Gil Prata | Jornal de Notícias |
opinião
Diz o Ministério Público (MP) que
em causa estão factos suscetíveis de integrarem crimes de associação criminosa,
furto, detenção e tráfico de armas, terrorismo internacional e tráfico de
estupefacientes.
Porém, agora já se diz ter sido
desvalorizado, desde o início, o eventual crime de terrorismo internacional,
apesar de esta informação contrariar tudo o que desde há 18 meses tem sido
publicado. Certo é que, desde então, estão por investigar os crimes que efetivamente
ocorreram com o desaparecimento do material de guerra nos paióis nacionais de
Tancos, em 27 de junho de 2017, ou em consequência desse furto.
A investigação deste facto, que
determinou a atualidade política, judiciária e militar, parece ter desdenhado
do ordenamento jurídico nacional aprovado pelo órgão de soberania competente.
Já dissemos antes que havia
grande probabilidade deste furto ter sido evitado, não obstante as deficiências
de segurança militar existentes na altura. Falhou a comunicação neste caso
concreto, apesar da relevância da matéria, e impediu-se assim o incremento de
medidas de segurança militar ativas e passivas.
Falhada a prevenção, havia que
investir na investigação em obediência ao normativo legal. Mas, também este não
foi respeitado por quem tem de garantir o respeito pela legalidade. Crimes
tipificados com natureza especial foram travestidos de crimes comuns para,
destra forma, afastar o órgão de polícia criminal (OPC) primariamente
competente para a sua investigação - a Polícia Judiciária Militar (PJM) -
deferindo-a a outro órgão de polícia criminal, quando essa investigação deveria
ter sido efetuada em cooperação institucional de ambas as polícias judiciárias
e sob a dependência funcional do MP, tal como a lei de organização da
investigação criminal (LOIC) estabelece.
O direito penal militar
constitui, desde 2004, um direito penal especial em razão dos bens jurídicos
tutelados. Conforme consagra o próprio Código Penal no seu artigo 40.º, a
aplicação de penas visa a proteção de bens jurídicos. A especialidade do
direito penal militar, codificado no código de justiça militar (CJM), é-lhe
concedida precisamente pelos tipos de bens jurídicos que visa proteger.
Assim, o CJM consagra que
constitui crime estritamente militar o facto lesivo dos interesses militares da
defesa nacional e dos demais que a Constituição comete às Forças Armadas. A
LOIC e o CJM atribuem competência específica à Polícia Judiciária Militar para
a investigação dos crimes estritamente militares, não prevendo a possibilidade
desta investigação ser deferida a qualquer outro OPC.

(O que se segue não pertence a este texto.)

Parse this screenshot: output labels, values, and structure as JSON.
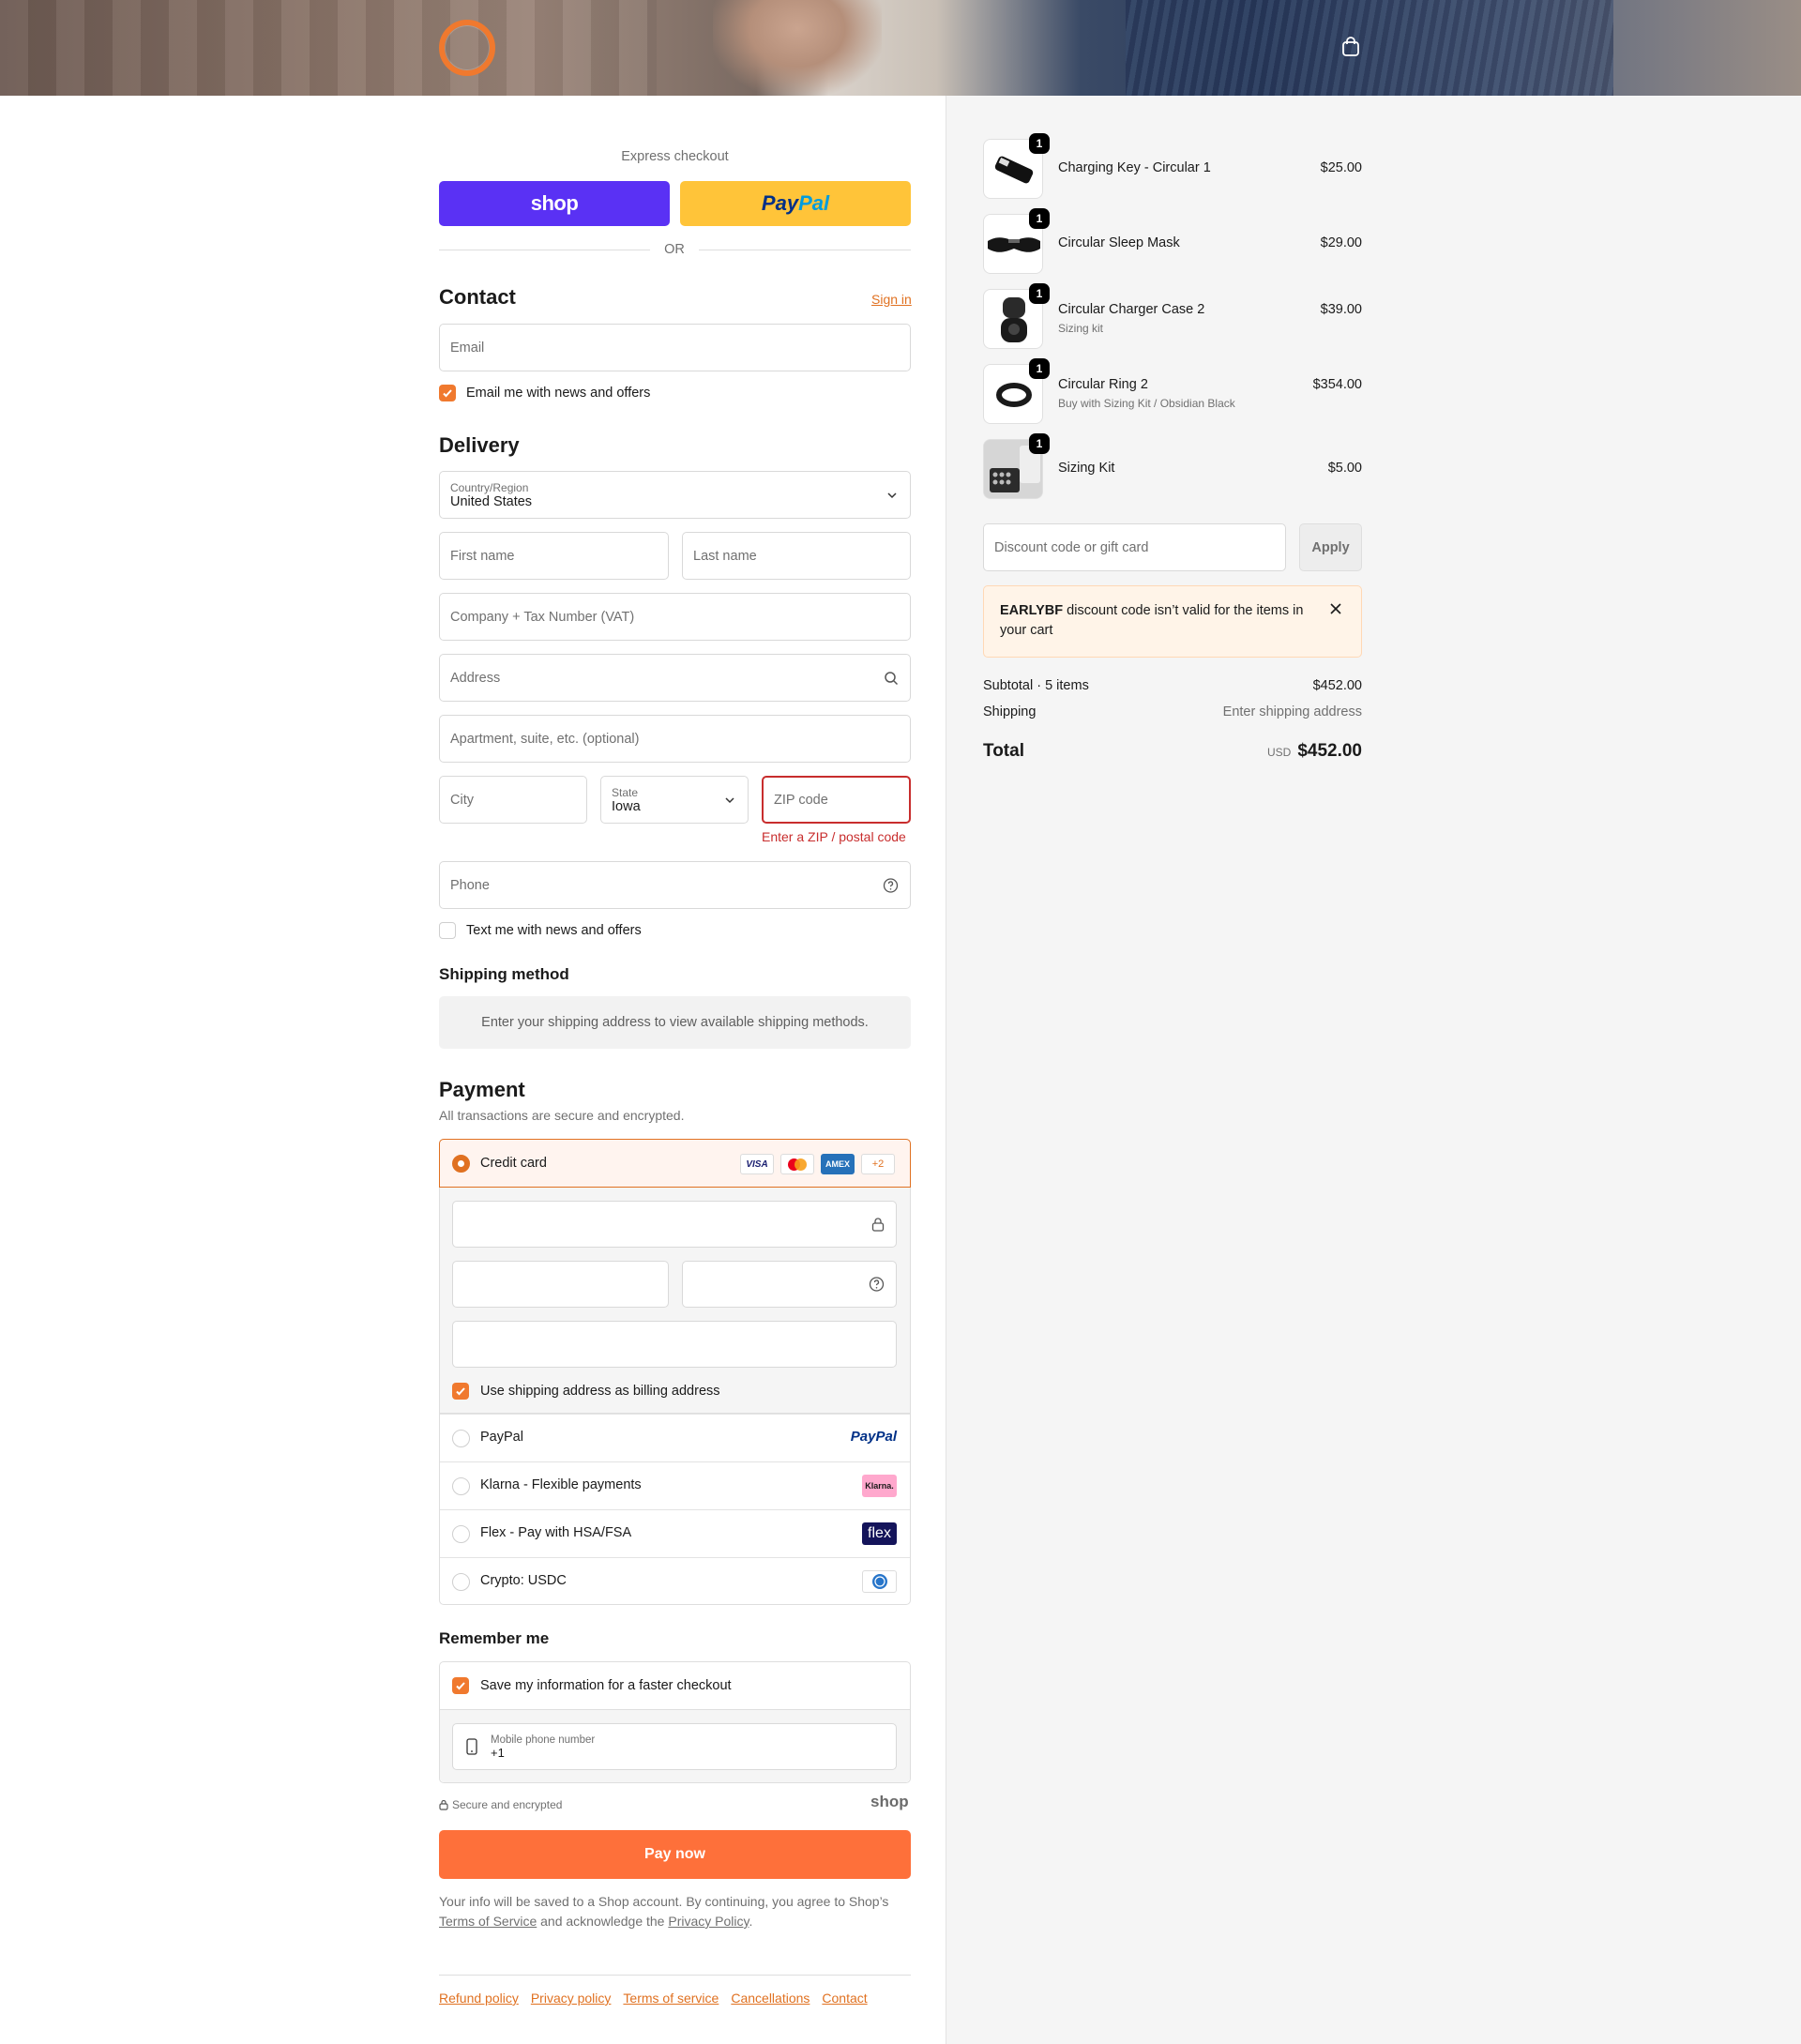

Mas parece haver autoridades
judiciárias que ignoram ou não estão motivadas para proteger os interesses
militares da defesa nacional. Aliás, até parece denotar-se algum complexo em
relação ao universo do que é militar.
Em 27 de junho de 2017 foram
cometidos crimes que são indesmentivelmente de natureza militar. Por
determinação do MP, ficou a PJM impedida de proceder a diligências de
investigação e não foram investigados por qualquer outro OPC, talvez porque a
lei também os impede.
Então, eventuais crimes de furto
de material de guerra, comércio ilícito de material de guerra, entrada ou
permanência ilegítimas em instalação militar, dano em bens militares, extravio
de material de guerra, abandono de posto, violação de segredo de Estado ou de
corrupção ativa e passiva para a prática de ato ilícito deixaram desde há 18
meses de ser investigados em consequência do despacho da PGR que determinou a
apensação do processo inicialmente investigado pela PJM no processo investigado
pela PJ, OPC incompetente em razão do tipo de crimes.
Pensamos que não será necessário
fazer-se mais referências ao resultado nefasto de tal decisão.
Salvo melhor opinião, continua a
constatar-se nesta investigação a violação de ordenamento jurídico estruturante
da justiça penal militar aprovado pelo órgão legislativo por excelência, a
Assembleia da República. Consideramos que a tramitação irregular do processo e
a indevida qualificação dos crimes poderá ter consequências no mesmo,
invocáveis em qualquer fase do processo.